Las mujeres reclaman, sobre todo, «una monitora de Educación Especial» para sus hijos, «que se encargue de los cuidados básicos», ya que aseguran que «los niños solo cuentan con una profesora, Laura».

«Nos amparamos en la Ley, que recoge que nuestros hijos tienen derecho, además de tener una profesora, a una monitora en exclusividad. No es que no exista monitora. Hace siete años, presionamos a la delegación de Educación para que los niños tuvieran una monitora, y lo conseguimos. Pero, a diferencia de años atrás, este curso la monitora tiene que atender a 13 niños que se encuentran repartidos en tres aulas normales de Infantil y que tienen problemas de dislexia, hiperactividad o que no controlan los esfínteres, mientras que nuestros hijos están desatendidos.
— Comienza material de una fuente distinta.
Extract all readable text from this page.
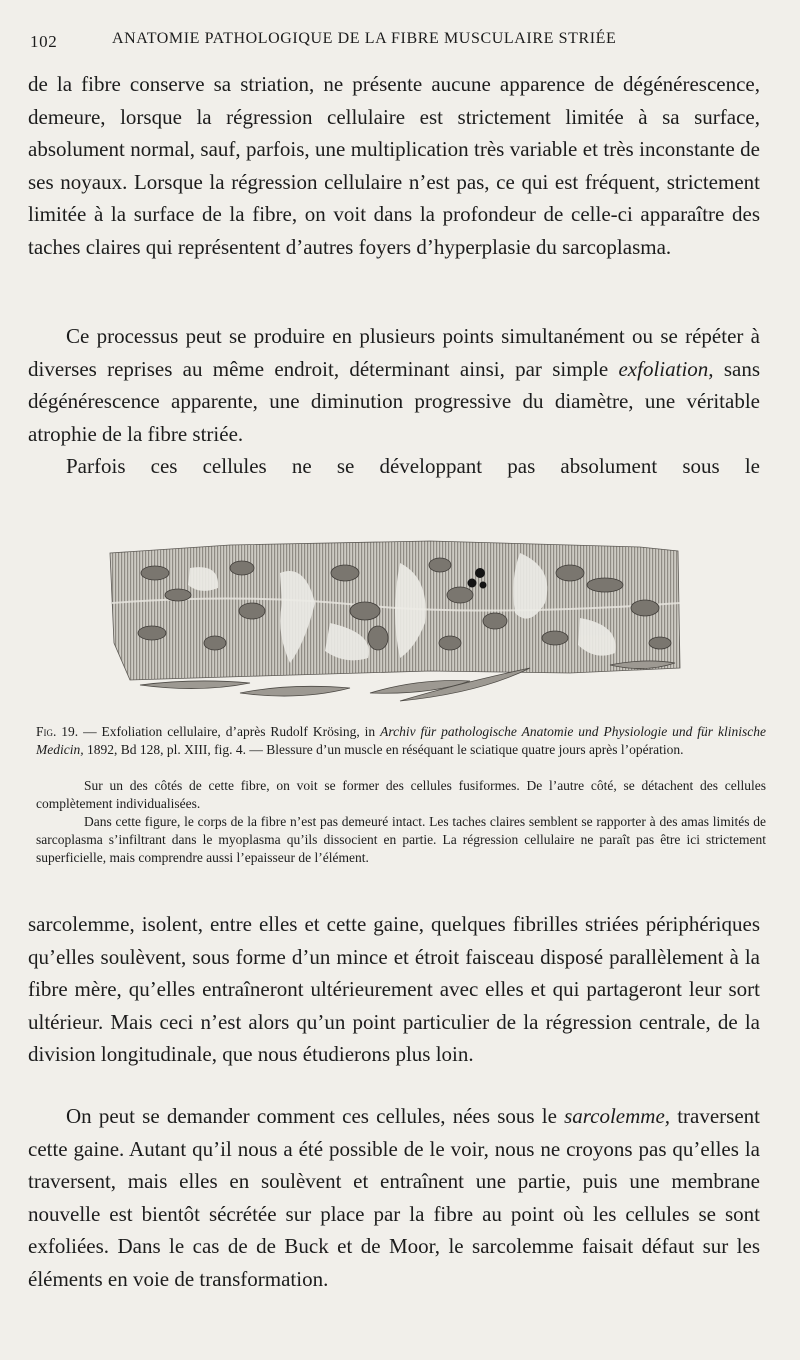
102	ANATOMIE PATHOLOGIQUE DE LA FIBRE MUSCULAIRE STRIÉE

de la fibre conserve sa striation, ne présente aucune apparence de dégénérescence, demeure, lorsque la régression cellulaire est strictement limitée à sa surface, absolument normal, sauf, parfois, une multiplication très variable et très inconstante de ses noyaux. Lorsque la régression cellulaire n’est pas, ce qui est fréquent, strictement limitée à la surface de la fibre, on voit dans la profondeur de celle-ci apparaître des taches claires qui représentent d’autres foyers d’hyperplasie du sarcoplasma.

Ce processus peut se produire en plusieurs points simultanément ou se répéter à diverses reprises au même endroit, déterminant ainsi, par simple exfoliation, sans dégénérescence apparente, une diminution progressive du diamètre, une véritable atrophie de la fibre striée.

Parfois ces cellules ne se développant pas absolument sous le

Fig. 19. — Exfoliation cellulaire, d’après Rudolf Krösing, in Archiv für pathologische Anatomie und Physiologie und für klinische Medicin, 1892, Bd 128, pl. XIII, fig. 4. — Blessure d’un muscle en réséquant le sciatique quatre jours après l’opération.

Sur un des côtés de cette fibre, on voit se former des cellules fusiformes. De l’autre côté, se détachent des cellules complètement individualisées.

Dans cette figure, le corps de la fibre n’est pas demeuré intact. Les taches claires semblent se rapporter à des amas limités de sarcoplasma s’infiltrant dans le myoplasma qu’ils dissocient en partie. La régression cellulaire ne paraît pas être ici strictement superficielle, mais comprendre aussi l’epaisseur de l’élément.

sarcolemme, isolent, entre elles et cette gaine, quelques fibrilles striées périphériques qu’elles soulèvent, sous forme d’un mince et étroit faisceau disposé parallèlement à la fibre mère, qu’elles entraîneront ultérieurement avec elles et qui partageront leur sort ultérieur. Mais ceci n’est alors qu’un point particulier de la régression centrale, de la division longitudinale, que nous étudierons plus loin.

On peut se demander comment ces cellules, nées sous le sarcolemme, traversent cette gaine. Autant qu’il nous a été possible de le voir, nous ne croyons pas qu’elles la traversent, mais elles en soulèvent et entraînent une partie, puis une membrane nouvelle est bientôt sécrétée sur place par la fibre au point où les cellules se sont exfoliées. Dans le cas de de Buck et de Moor, le sarcolemme faisait défaut sur les éléments en voie de transformation.
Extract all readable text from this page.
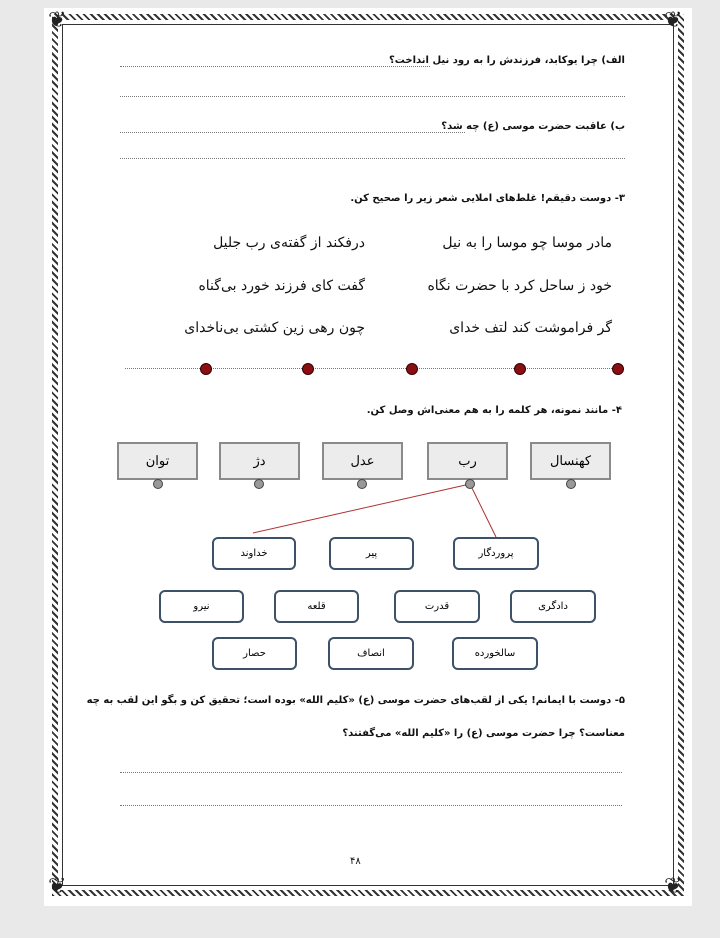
❦	❦
❦	❦
الف) چرا یوکابد، فرزندش را به رود نیل انداخت؟
ب) عاقبت حضرت موسی (ع) چه شد؟
۳- دوست دقیقم! غلط‌های املایی شعر زیر را صحیح کن.
مادر موسا چو موسا را به نیل
درفکند از گفته‌ی رب جلیل
خود ز ساحل کرد با حضرت نگاه
گفت کای فرزند خورد بی‌گناه
گر فراموشت کند لتف خدای
چون رهی زین کشتی بی‌ناخدای
۴- مانند نمونه، هر کلمه را به هم معنی‌اش وصل کن.
کهنسال
رب
عدل
دژ
توان
پروردگار
پیر
خداوند
دادگری
قدرت
قلعه
نیرو
سالخورده
انصاف
حصار
۵- دوست با ایمانم! یکی از لقب‌های حضرت موسی (ع) «کلیم الله» بوده است؛ تحقیق کن و بگو این لقب به چه
معناست؟ چرا حضرت موسی (ع) را «کلیم الله» می‌گفتند؟
۴۸
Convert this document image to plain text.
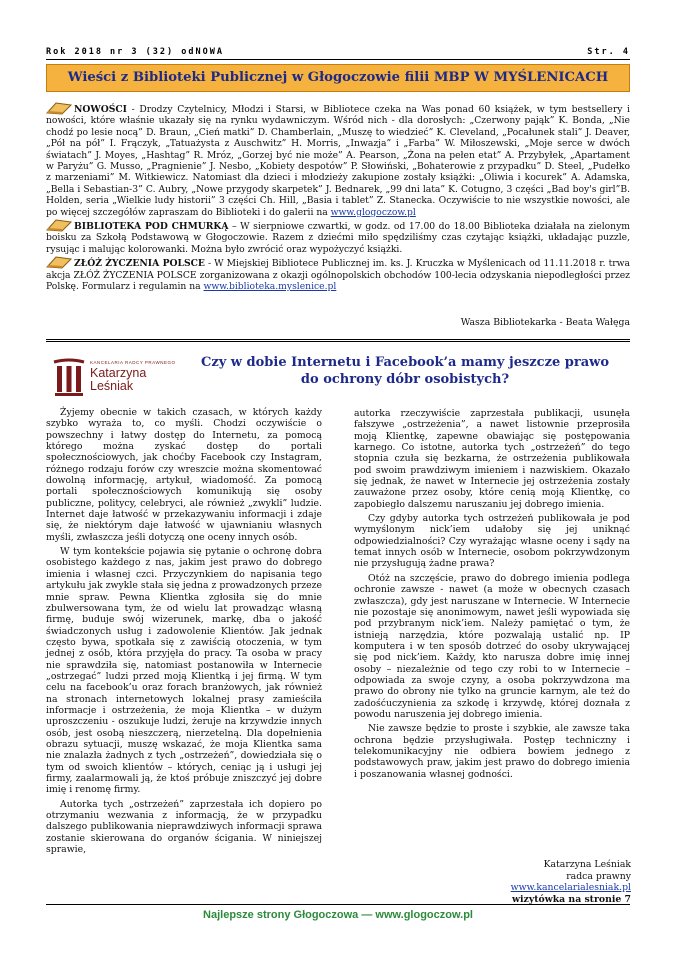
Rok 2018 nr 3 (32) odNOWA	Str. 4
Wieści z Biblioteki Publicznej w Głogoczowie filii MBP W MYŚLENICACH

NOWOŚCI - Drodzy Czytelnicy, Młodzi i Starsi, w Bibliotece czeka na Was ponad 60 książek, w tym bestsellery i nowości, które właśnie ukazały się na rynku wydawniczym. Wśród nich - dla dorosłych: „Czerwony pająk” K. Bonda, „Nie chodź po lesie nocą” D. Braun, „Cień matki” D. Chamberlain, „Muszę to wiedzieć” K. Cleveland, „Pocałunek stali” J. Deaver, „Pół na pół” I. Frączyk, „Tatuażysta z Auschwitz” H. Morris, „Inwazja” i „Farba” W. Miłoszewski, „Moje serce w dwóch światach” J. Moyes, „Hashtag” R. Mróz, „Gorzej być nie może” A. Pearson, „Żona na pełen etat” A. Przybyłek, „Apartament w Paryżu” G. Musso, „Pragnienie” J. Nesbo, „Kobiety despotów” P. Słowiński, „Bohaterowie z przypadku” D. Steel, „Pudełko z marzeniami” M. Witkiewicz. Natomiast dla dzieci i młodzieży zakupione zostały książki: „Oliwia i kocurek” A. Adamska, „Bella i Sebastian-3” C. Aubry, „Nowe przygody skarpetek” J. Bednarek, „99 dni lata” K. Cotugno, 3 części „Bad boy's girl”B. Holden, seria „Wielkie ludy historii” 3 części Ch. Hill, „Basia i tablet” Z. Stanecka. Oczywiście to nie wszystkie nowości, ale po więcej szczegółów zapraszam do Biblioteki i do galerii na www.glogoczow.pl

BIBLIOTEKA POD CHMURKĄ – W sierpniowe czwartki, w godz. od 17.00 do 18.00 Biblioteka działała na zielonym boisku za Szkołą Podstawową w Głogoczowie. Razem z dziećmi miło spędziliśmy czas czytając książki, układając puzzle, rysując i malując kolorowanki. Można było zwrócić oraz wypożyczyć książki.

ZŁÓŻ ŻYCZENIA POLSCE - W Miejskiej Bibliotece Publicznej im. ks. J. Kruczka w Myślenicach od 11.11.2018 r. trwa akcja ZŁÓŻ ŻYCZENIA POLSCE zorganizowana z okazji ogólnopolskich obchodów 100-lecia odzyskania niepodległości przez Polskę. Formularz i regulamin na www.biblioteka.myslenice.pl

Wasza Bibliotekarka - Beata Wałęga
KANCELARIA RADCY PRAWNEGO
Katarzyna
Leśniak
Czy w dobie Internetu i Facebook’a mamy jeszcze prawo
do ochrony dóbr osobistych?

Żyjemy obecnie w takich czasach, w których każdy szybko wyraża to, co myśli. Chodzi oczywiście o powszechny i łatwy dostęp do Internetu, za pomocą którego można zyskać dostęp do portali społecznościowych, jak choćby Facebook czy Instagram, różnego rodzaju forów czy wreszcie można skomentować dowolną informację, artykuł, wiadomość. Za pomocą portali społecznościowych komunikują się osoby publiczne, politycy, celebryci, ale również „zwykli” ludzie. Internet daje łatwość w przekazywaniu informacji i zdaje się, że niektórym daje łatwość w ujawnianiu własnych myśli, zwłaszcza jeśli dotyczą one oceny innych osób.

W tym kontekście pojawia się pytanie o ochronę dobra osobistego każdego z nas, jakim jest prawo do dobrego imienia i własnej czci. Przyczynkiem do napisania tego artykułu jak zwykle stała się jedna z prowadzonych przeze mnie spraw. Pewna Klientka zgłosiła się do mnie zbulwersowana tym, że od wielu lat prowadząc własną firmę, buduje swój wizerunek, markę, dba o jakość świadczonych usług i zadowolenie Klientów. Jak jednak często bywa, spotkała się z zawiścią otoczenia, w tym jednej z osób, która przyjęła do pracy. Ta osoba w pracy nie sprawdziła się, natomiast postanowiła w Internecie „ostrzegać” ludzi przed moją Klientką i jej firmą. W tym celu na facebook’u oraz forach branżowych, jak również na stronach internetowych lokalnej prasy zamieściła informacje i ostrzeżenia, że moja Klientka – w dużym uproszczeniu - oszukuje ludzi, żeruje na krzywdzie innych osób, jest osobą nieszczerą, nierzetelną. Dla dopełnienia obrazu sytuacji, muszę wskazać, że moja Klientka sama nie znalazła żadnych z tych „ostrzeżeń”, dowiedziała się o tym od swoich klientów – których, ceniąc ją i usługi jej firmy, zaalarmowali ją, że ktoś próbuje zniszczyć jej dobre imię i renomę firmy.

Autorka tych „ostrzeżeń” zaprzestała ich dopiero po otrzymaniu wezwania z informacją, że w przypadku dalszego publikowania nieprawdziwych informacji sprawa zostanie skierowana do organów ścigania. W niniejszej sprawie,

autorka rzeczywiście zaprzestała publikacji, usunęła fałszywe „ostrzeżenia”, a nawet listownie przeprosiła moją Klientkę, zapewne obawiając się postępowania karnego. Co istotne, autorka tych „ostrzeżeń” do tego stopnia czuła się bezkarna, że ostrzeżenia publikowała pod swoim prawdziwym imieniem i nazwiskiem. Okazało się jednak, że nawet w Internecie jej ostrzeżenia zostały zauważone przez osoby, które cenią moją Klientkę, co zapobiegło dalszemu naruszaniu jej dobrego imienia.

Czy gdyby autorka tych ostrzeżeń publikowała je pod wymyślonym nick’iem udałoby się jej uniknąć odpowiedzialności? Czy wyrażając własne oceny i sądy na temat innych osób w Internecie, osobom pokrzywdzonym nie przysługują żadne prawa?

Otóż na szczęście, prawo do dobrego imienia podlega ochronie zawsze - nawet (a może w obecnych czasach zwłaszcza), gdy jest naruszane w Internecie. W Internecie nie pozostaje się anonimowym, nawet jeśli wypowiada się pod przybranym nick’iem. Należy pamiętać o tym, że istnieją narzędzia, które pozwalają ustalić np. IP komputera i w ten sposób dotrzeć do osoby ukrywającej się pod nick’iem. Każdy, kto narusza dobre imię innej osoby – niezależnie od tego czy robi to w Internecie – odpowiada za swoje czyny, a osoba pokrzywdzona ma prawo do obrony nie tylko na gruncie karnym, ale też do zadośćuczynienia za szkodę i krzywdę, której doznała z powodu naruszenia jej dobrego imienia.

Nie zawsze będzie to proste i szybkie, ale zawsze taka ochrona będzie przysługiwała. Postęp techniczny i telekomunikacyjny nie odbiera bowiem jednego z podstawowych praw, jakim jest prawo do dobrego imienia i poszanowania własnej godności.

Katarzyna Leśniak
radca prawny
www.kancelarialesniak.pl
wizytówka na stronie 7
Najlepsze strony Głogoczowa — www.glogoczow.pl
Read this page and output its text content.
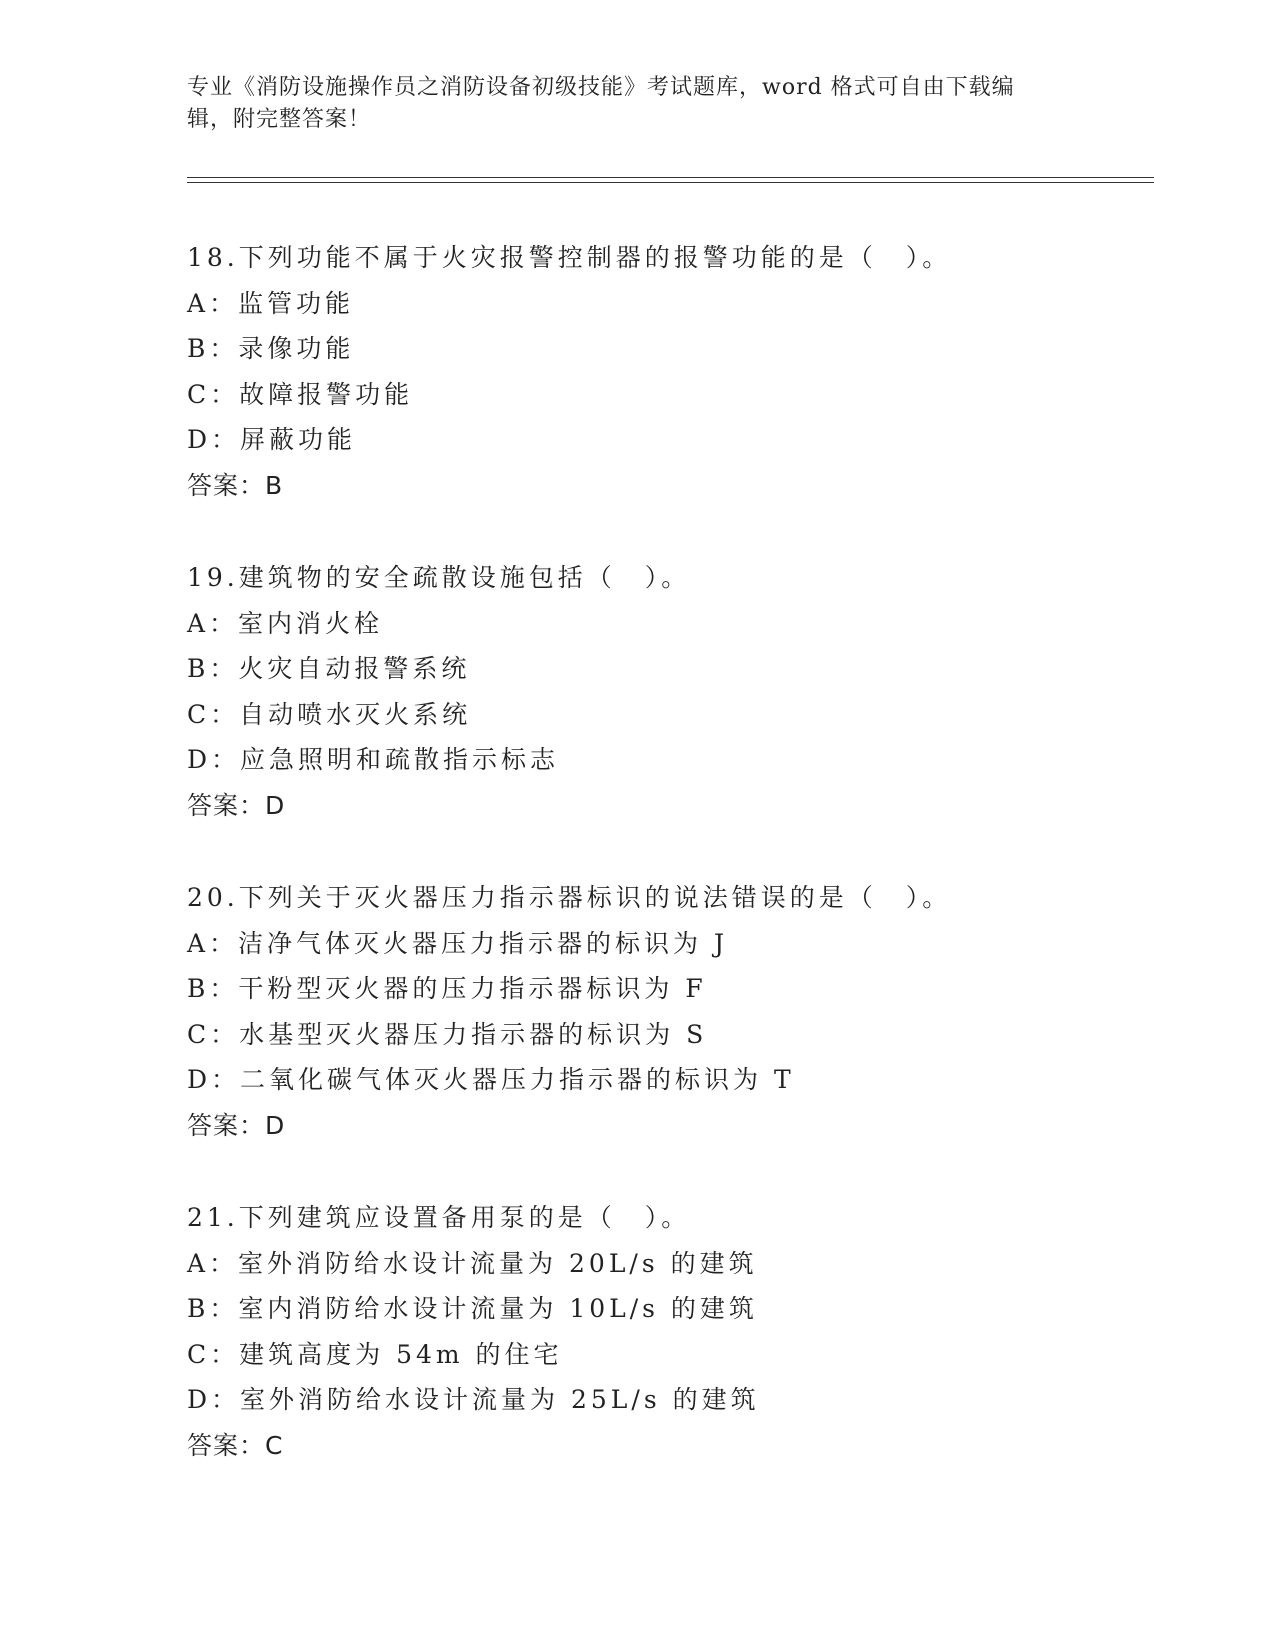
专业《消防设施操作员之消防设备初级技能》考试题库，word 格式可自由下载编
辑，附完整答案！
18.下列功能不属于火灾报警控制器的报警功能的是（　）。
A：监管功能
B：录像功能
C：故障报警功能
D：屏蔽功能
答案：B
19.建筑物的安全疏散设施包括（　）。
A：室内消火栓
B：火灾自动报警系统
C：自动喷水灭火系统
D：应急照明和疏散指示标志
答案：D
20.下列关于灭火器压力指示器标识的说法错误的是（　）。
A：洁净气体灭火器压力指示器的标识为 J
B：干粉型灭火器的压力指示器标识为 F
C：水基型灭火器压力指示器的标识为 S
D：二氧化碳气体灭火器压力指示器的标识为 T
答案：D
21.下列建筑应设置备用泵的是（　）。
A：室外消防给水设计流量为 20L/s 的建筑
B：室内消防给水设计流量为 10L/s 的建筑
C：建筑高度为 54m 的住宅
D：室外消防给水设计流量为 25L/s 的建筑
答案：C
No es culpa de la monitora, que hace una labor de apoyo», manifiesta Fernández.

Otra de las madres afectadas, Alba Cepero, expresa al respecto: «Siempre he tenido la sensación de que tratan a mi hija de forma desigual. El otro día, mi hija llegó mojada, ni siquiera la habían cambiado».

Una tercera madre, Esperanza Torrealba, valora el trabajo de la monitora, pero añade que está «saturada de trabajo». «Isabel, la monitora, lleva muchos años con nuestros hijos, los conoce muy bien, y debería seguir con ellos. Nuestra clase requiere una monitora fija. Queremos que nuestros hijos hagan deporte y manualidades. Pero si solo está la profesora, no puede dejar sola a la clase, por lo que hace falta otra monitora. Y nos gustaría saber si se cumple con las dos horas de integración de cada niño», indica Torrealba.

Todas ellas esperan que Necesidades Educativas Especiales atienda sus reclamaciones. Pero temen que no va a a ser así, por lo que se plantean exigir que sus hijos «sean reintegrados en las aulas normales, con los demás niños, al menos una hora al día», sostiene Fernández.

Sin respuesta

Este periódico ha intentado ponerse en contacto con el director del colegio, Raúl Ávila, tanto in situ como por teléfono, sin que haya obtenido respuesta.

Yolanda Bermúdez, coordinadora del alumnado con Necesidades Educativas Especiales (NEE), dependiente de la delegación de Educación de la Junta, indica por email que «el personal especialista que atiende el Aula Específica se encuentra ajustado a la normativa vigente, por lo que el alumnado se encuentra correctamente atendido».